When a forensic pathologist determined Savio's remains suggested homicide, Drew Peterson ended up charged -- and now convicted -- based partly on hearsay evidence from things said by Stacy herself before she "disappeared."

"She knew how he killed Kathy," Bosco said. "One way or another, he was not going to silence her and he didn't. He thought he would, but he couldn't, she was heard loud and clear to that jury and they weren't going to let him get away with it."

It will be five years next month that Stacy Peterson was last seen alive. Without a body, authorities admit it would be difficult to prosecute Peterson, but not impossible.

First, prosecutors would have to prove Stacy is no longer alive, then that a murder occurred, much in the same way they convinced jurors that Kathleen Savio's bathtub death was no accident.

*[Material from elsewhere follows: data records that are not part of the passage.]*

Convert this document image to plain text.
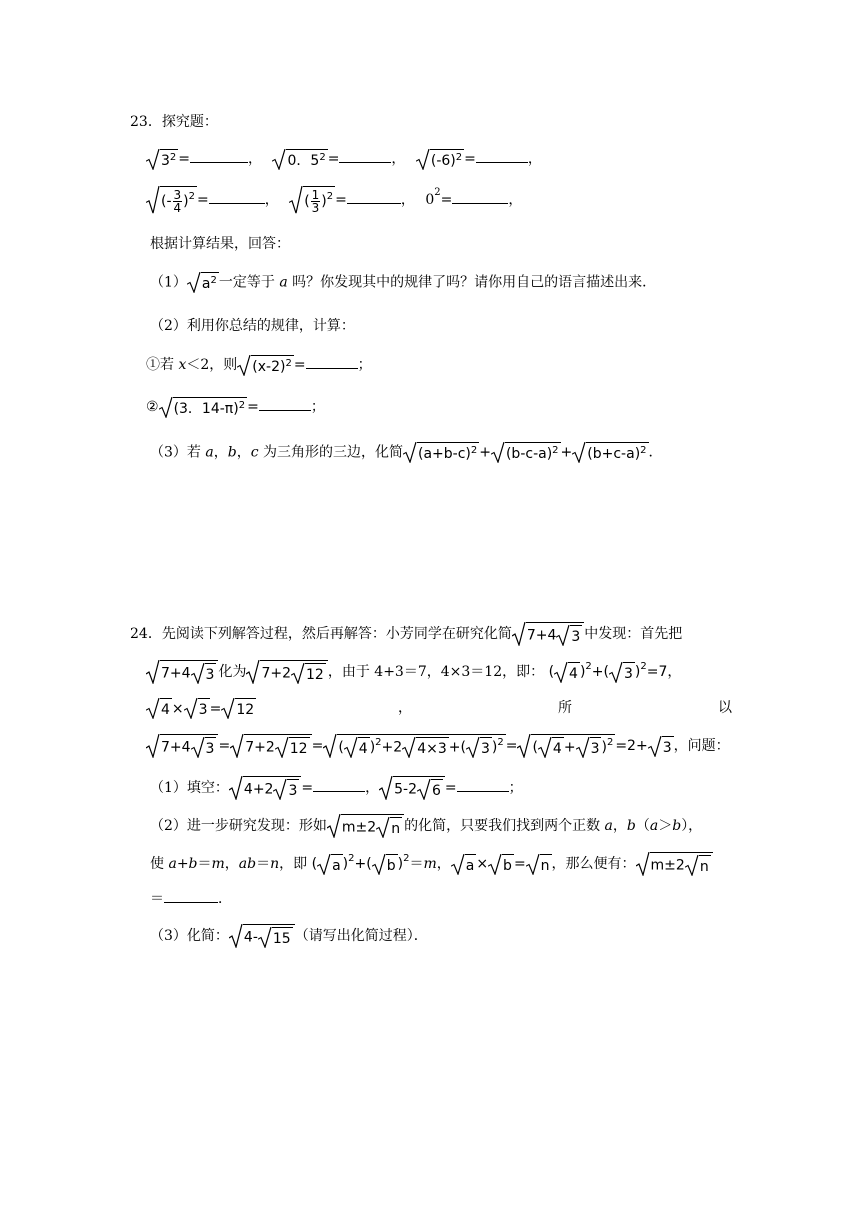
23．探究题：
$3^2$ =	， 0．$5^2$ =	， $(-6)^2$ =	，
(- $\frac{3}{4} )^2$ =	， ( $\frac{1}{3} )^2$ =	， $0^2=$	，
根据计算结果，回答：
（1） $a^2$ 一定等于 a 吗？你发现其中的规律了吗？请你用自己的语言描述出来．
（2）利用你总结的规律，计算：
①若 x＜2，则 $(x-2)^2$ =	；
② (3．14-π)$^2$ =	；
（3）若 a，b，c 为三角形的三边，化简 $(a+b-c)^2 + (b-c-a)^2 + (b+c-a)^2$ ．
24．先阅读下列解答过程，然后再解答：小芳同学在研究化简 7+4 3 中发现：首先把
7+4 3 化为 7+2 12 ，由于 4+3＝7，4×3＝12，即： ( 4 )$^2$+( 3 )$^2$=7，
4 × 3 = 12	，	所	以
7+4 3 = 7+2 12 = ( 4 )$^2$+2 4×3 +( 3 )$^2$ = ( 4 + 3 )$^2$ =2+ 3 ，问题：
（1）填空： 4+2 3 =	， 5-2 6 =	；
（2）进一步研究发现：形如 m±2 n 的化简，只要我们找到两个正数 a，b（a＞b），
使 a+b＝m，ab＝n，即 ( a )$^2$+( b )$^2$＝m， a × b = n ，那么便有： m±2 n
＝	．
（3）化简： 4- 15 （请写出化简过程）．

"The longer someone is gone, the easier it is to prove they haven't just run away and that they are deceased," said Will County State's Attorney James Glasgow. "October 28, 2007, is in our rearview mirror now. We are going to look at that cases and assess it, and if we feel confident in going forward, we will be doing so."

"If they bring a case based on Stacy, based on this case, and then this case is overturned that would be a flawed prosecution so, the prosecution may want to think that through," said Drew Peterson's attorney Joel Brodsky.

In law there is a Latin term corpus delecti -- the body of the crime -- taken to mean that a body is necessary to serve as evidence of murder. But there have been dozens of cases in the U.S. where people have been convicted of murder even though no corpse was ever found. on only a very few occasions has the supposed "victim" later turned up alive.